Bordeaux-Bègles a éliminé Bath (38-26) en demi-finale de la Coupe des champions.
Dans la foulée, la presse anglaise a accusé France Télévisions d’avoir volontairement dissimulé des images litigieuses à l’arbitre vidéo.
« C’est impossible de cacher une image » : comment fonctionne vraiment l’arbitre vidéo
Ce que le téléspectateur voit à l’antenne et ce que consulte l’arbitre vidéo sont deux flux distincts. C’est là que réside toute la confusion.
Cédric Beaudou, rédacteur en chef chargé du rugby à France Télévisions, est catégorique : « C’est l’arbitre vidéo qui dicte les images qui passent à l’antenne. L’arbitre vidéo est maître de ce qu’il veut voir et aujourd’hui, il a accès à toutes les caméras, tous les angles. » La chaîne publique ne choisit pas ce que le TMO regarde. C’est l’inverse.

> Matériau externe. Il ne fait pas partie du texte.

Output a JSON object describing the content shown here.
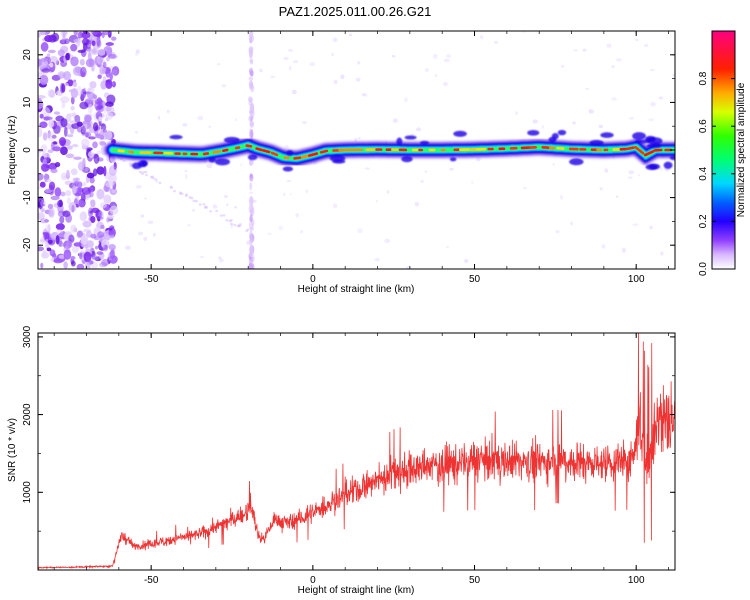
{
  "title": "PAZ1.2025.011.00.26.G21",
  "colors": {
    "snr_line": "#ee3333",
    "frame": "#000000"
  },
  "chart_data": [
    {
      "type": "heatmap",
      "xlabel": "Height of straight line (km)",
      "ylabel": "Frequency (Hz)",
      "xlim": [
        -85,
        112
      ],
      "ylim": [
        -25,
        25
      ],
      "xticks": [
        -50,
        0,
        50,
        100
      ],
      "yticks": [
        -20,
        -10,
        0,
        10,
        20
      ],
      "colorbar": {
        "label": "Normalized spectral amplitude",
        "range": [
          0,
          1
        ],
        "ticks": [
          "0.0",
          "0.2",
          "0.4",
          "0.6",
          "0.8"
        ],
        "colormap": [
          "#ffffff",
          "#b070ff",
          "#4400ff",
          "#0000ff",
          "#00c8ff",
          "#00ff80",
          "#40ff00",
          "#ffff00",
          "#ff9900",
          "#ff0000",
          "#ff0080"
        ]
      },
      "ridge": [
        [
          -62,
          0.0
        ],
        [
          -55,
          -0.5
        ],
        [
          -48,
          -0.6
        ],
        [
          -40,
          -0.8
        ],
        [
          -34,
          -0.9
        ],
        [
          -28,
          -0.2
        ],
        [
          -23,
          0.5
        ],
        [
          -20,
          1.0
        ],
        [
          -17,
          0.2
        ],
        [
          -13,
          -0.5
        ],
        [
          -9,
          -1.6
        ],
        [
          -5,
          -1.8
        ],
        [
          0,
          -1.0
        ],
        [
          4,
          -0.2
        ],
        [
          10,
          0.0
        ],
        [
          20,
          0.1
        ],
        [
          30,
          0.0
        ],
        [
          40,
          0.0
        ],
        [
          50,
          0.1
        ],
        [
          60,
          0.3
        ],
        [
          70,
          0.6
        ],
        [
          80,
          0.2
        ],
        [
          90,
          0.0
        ],
        [
          97,
          0.2
        ],
        [
          100,
          0.6
        ],
        [
          103,
          -1.2
        ],
        [
          106,
          0.0
        ],
        [
          112,
          0.0
        ]
      ]
    },
    {
      "type": "line",
      "xlabel": "Height of straight line (km)",
      "ylabel": "SNR (10 * v/v)",
      "xlim": [
        -85,
        112
      ],
      "ylim": [
        0,
        3050
      ],
      "xticks": [
        -50,
        0,
        50,
        100
      ],
      "yticks": [
        1000,
        2000,
        3000
      ],
      "trend": [
        [
          -85,
          30
        ],
        [
          -70,
          40
        ],
        [
          -62,
          50
        ],
        [
          -61,
          200
        ],
        [
          -59,
          450
        ],
        [
          -55,
          300
        ],
        [
          -50,
          330
        ],
        [
          -45,
          380
        ],
        [
          -40,
          420
        ],
        [
          -35,
          460
        ],
        [
          -30,
          560
        ],
        [
          -25,
          640
        ],
        [
          -21,
          720
        ],
        [
          -19,
          820
        ],
        [
          -17,
          450
        ],
        [
          -15,
          400
        ],
        [
          -12,
          650
        ],
        [
          -8,
          600
        ],
        [
          -4,
          660
        ],
        [
          0,
          730
        ],
        [
          5,
          850
        ],
        [
          10,
          960
        ],
        [
          15,
          1050
        ],
        [
          20,
          1150
        ],
        [
          25,
          1250
        ],
        [
          30,
          1290
        ],
        [
          35,
          1320
        ],
        [
          40,
          1360
        ],
        [
          45,
          1380
        ],
        [
          50,
          1400
        ],
        [
          55,
          1410
        ],
        [
          60,
          1400
        ],
        [
          65,
          1400
        ],
        [
          70,
          1400
        ],
        [
          75,
          1410
        ],
        [
          80,
          1400
        ],
        [
          85,
          1380
        ],
        [
          90,
          1380
        ],
        [
          95,
          1390
        ],
        [
          99,
          1420
        ],
        [
          100,
          1650
        ],
        [
          101,
          1900
        ],
        [
          102,
          1700
        ],
        [
          103,
          1400
        ],
        [
          104,
          1300
        ],
        [
          105,
          1700
        ],
        [
          106,
          1950
        ],
        [
          108,
          1920
        ],
        [
          110,
          1950
        ],
        [
          112,
          1930
        ]
      ]
    }
  ]
}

Le car régie déployé sur site fonctionne comme un outil mis à disposition. Beaudou le précise sans ambiguïté : « Il a accès à toutes les images. Lorsqu’il veut revoir une action, le car vidéo se met à sa disposition. Il peut choisir l’angle, la vitesse où on lui passe le ralenti, et on lui fait même parfois du image par image. On est aux ordres. »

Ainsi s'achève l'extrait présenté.